Once awake, I think free will is possible. But to exercise it I think it's necessary to do something beyond simply observing what one's machinery does. I think I do exercise free will from time to time but it's rare. All action is conditioned, and so are most decisions. Even when I am awake.

So what can I decide, if I can decide?

I believe that given two conditioned courses of behavior that I can flip the bit that causes me to follow one course rather than the other. By default that bit will be flipped by some higher-level conditioning, but I believe that I can intervene. But only if I am awake. And only if I try. Which is rare.

I believe that I can't outright change my programming just by deciding to change it. But I can make decisions that result in such a change. I can decide what I'd like the end result of change in conditioning to be. I can put myself in a environment that will produce that change in conditioning. And I can help that environment change my conditioning by waking up as often and as long as possible, because I believe that helps the conditioning along.

To change conditioning takes practice. It happens faster if one does deliberately practice. So it might make sense for me to decide to deliberately practice.
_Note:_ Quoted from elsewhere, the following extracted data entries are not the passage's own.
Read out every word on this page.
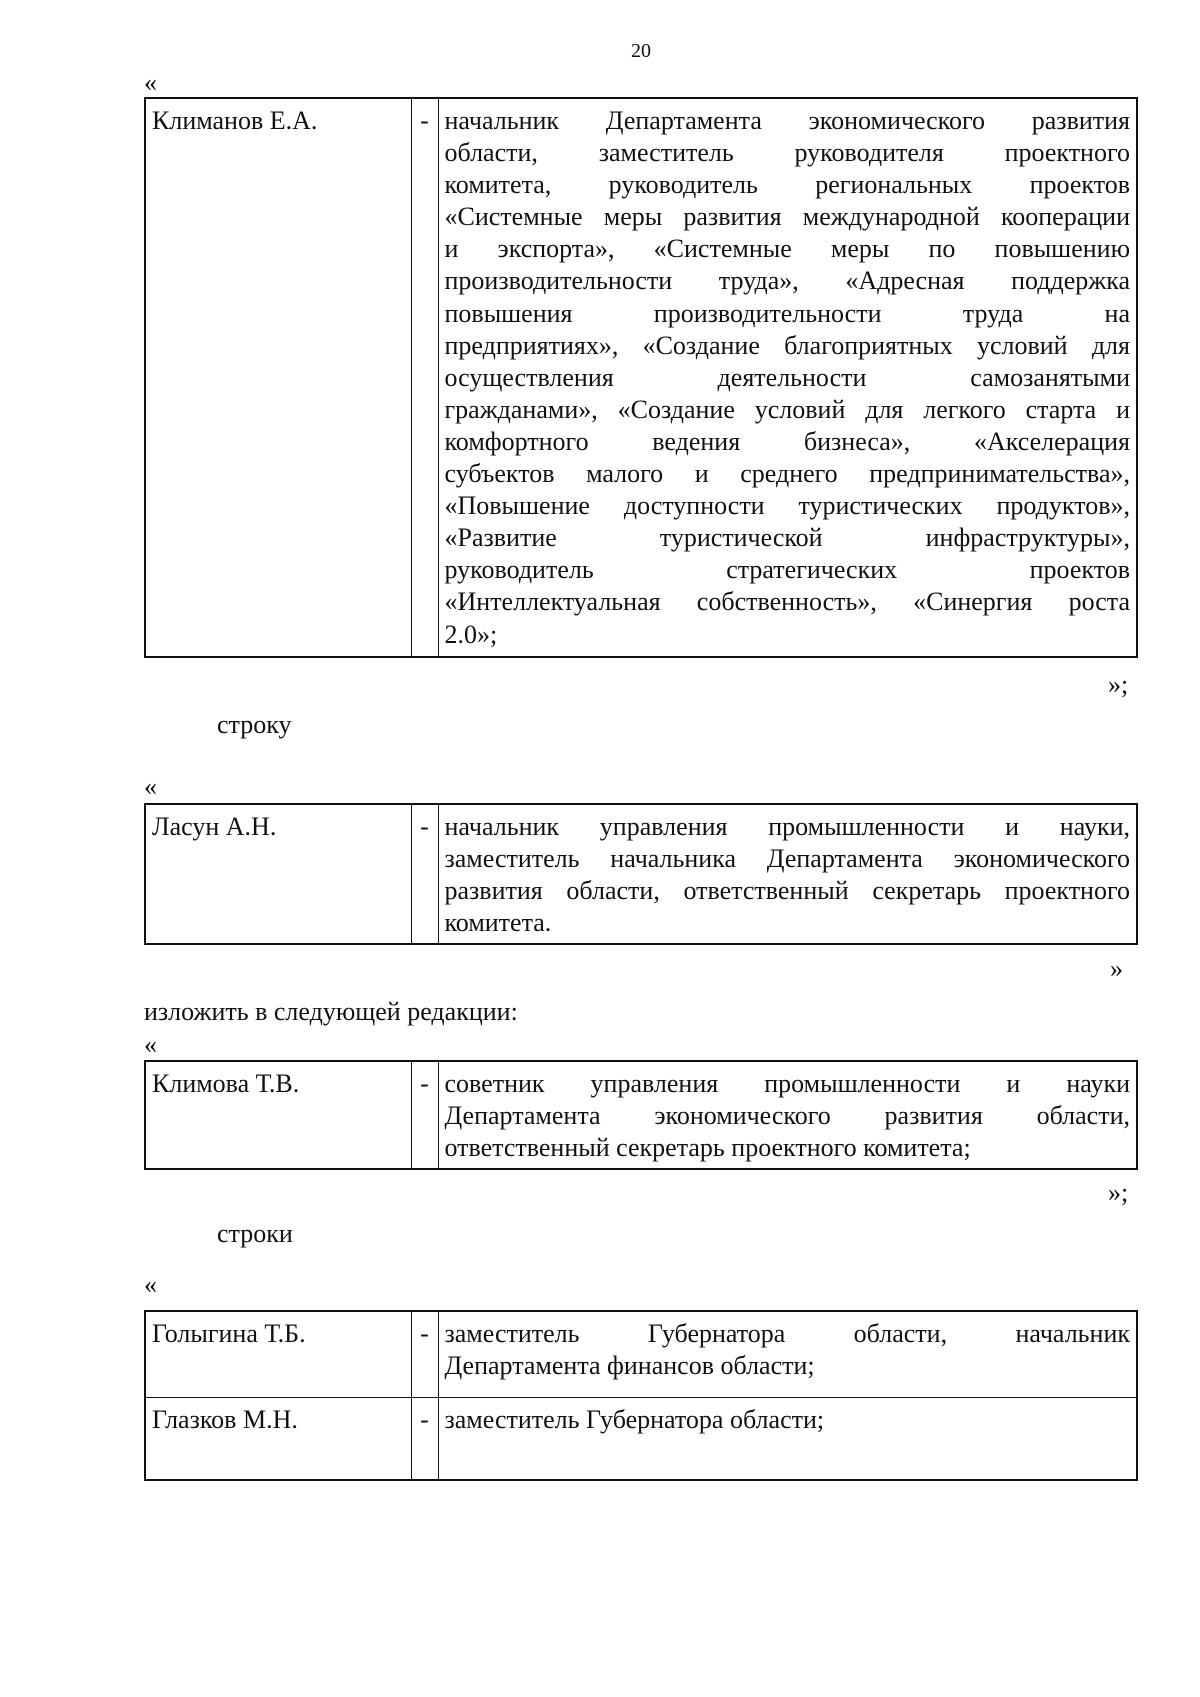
20
«
Климанов Е.А.	-	начальник Департамента экономического развития
области, заместитель руководителя проектного
комитета, руководитель региональных проектов
«Системные меры развития международной кооперации
и экспорта», «Системные меры по повышению
производительности труда», «Адресная поддержка
повышения производительности труда на
предприятиях», «Создание благоприятных условий для
осуществления деятельности самозанятыми
гражданами», «Создание условий для легкого старта и
комфортного ведения бизнеса», «Акселерация
субъектов малого и среднего предпринимательства»,
«Повышение доступности туристических продуктов»,
«Развитие туристической инфраструктуры»,
руководитель стратегических проектов
«Интеллектуальная собственность», «Синергия роста
2.0»;
»;
строку
«
Ласун А.Н.	-	начальник управления промышленности и науки,
заместитель начальника Департамента экономического
развития области, ответственный секретарь проектного
комитета.
»
изложить в следующей редакции:
«
Климова Т.В.	-	советник управления промышленности и науки
Департамента экономического развития области,
ответственный секретарь проектного комитета;
»;
строки
«
Голыгина Т.Б.	-	заместитель Губернатора области, начальник
Департамента финансов области;

Глазков М.Н.	-	заместитель Губернатора области;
But that doesn't work. I've tried it, and I know why it fails.

Making such a decision is ineffective because it requires that I be awake for more time than I can stay awake. I might decide to start practice but I can't decide to keep going. It doesn't work for me.

Instead I have to decide to put myself into a good practice environment. That's an environment where momentum is on the side of continuing rather than stopping, and where there are lots of opportunities to wake up and focus and exercise whatever free will I have.
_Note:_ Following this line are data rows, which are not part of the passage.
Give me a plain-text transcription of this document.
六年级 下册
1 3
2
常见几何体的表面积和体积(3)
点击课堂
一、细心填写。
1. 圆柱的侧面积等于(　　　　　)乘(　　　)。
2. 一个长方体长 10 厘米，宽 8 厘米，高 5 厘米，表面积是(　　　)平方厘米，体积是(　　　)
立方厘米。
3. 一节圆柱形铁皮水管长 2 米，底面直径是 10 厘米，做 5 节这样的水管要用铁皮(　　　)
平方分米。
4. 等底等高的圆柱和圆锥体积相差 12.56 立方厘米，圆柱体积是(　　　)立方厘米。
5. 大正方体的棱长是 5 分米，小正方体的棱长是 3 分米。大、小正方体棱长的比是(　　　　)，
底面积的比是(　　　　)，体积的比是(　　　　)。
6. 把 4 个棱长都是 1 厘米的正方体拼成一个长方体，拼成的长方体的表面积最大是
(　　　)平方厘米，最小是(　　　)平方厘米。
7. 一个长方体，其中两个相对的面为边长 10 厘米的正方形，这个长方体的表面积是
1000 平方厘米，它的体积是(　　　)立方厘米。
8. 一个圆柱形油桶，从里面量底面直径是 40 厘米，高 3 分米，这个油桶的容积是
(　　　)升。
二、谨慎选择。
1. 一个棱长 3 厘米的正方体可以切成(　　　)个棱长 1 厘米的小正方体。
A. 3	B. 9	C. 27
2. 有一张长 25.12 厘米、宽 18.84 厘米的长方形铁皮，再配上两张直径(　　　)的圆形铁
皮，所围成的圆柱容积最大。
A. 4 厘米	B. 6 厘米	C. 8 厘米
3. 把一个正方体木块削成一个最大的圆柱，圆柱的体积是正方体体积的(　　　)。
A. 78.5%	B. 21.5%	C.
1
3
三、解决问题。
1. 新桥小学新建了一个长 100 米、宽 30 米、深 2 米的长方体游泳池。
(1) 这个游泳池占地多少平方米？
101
Right now I'm using Yousician to practice guitar and keyboards. I'm doing it for several reasons.

First, because I like music and I'd like to get better at it.

Two, because it forces me to wake up more and get better at that.

Three, because of my last responsibility in this life.

And what is that? It deserves a post of its own, but here's the TL;DR version.

I want people (especially my kids, all 6 of them) to say: "When I get to his age, that's the way I want to be. Only better."

It's my job to be a model, and set standards. I hope that other people will see what can be done work to do even better. In many cases my kids have blown the standards to bits, they've so far exceeded them.

Of course it's entirely possible that some of them are NPC characters, just following their conditioning. But I think they are all real.

They just need to find a way to exercise their own free will (if they have it) and practice, practice, practice.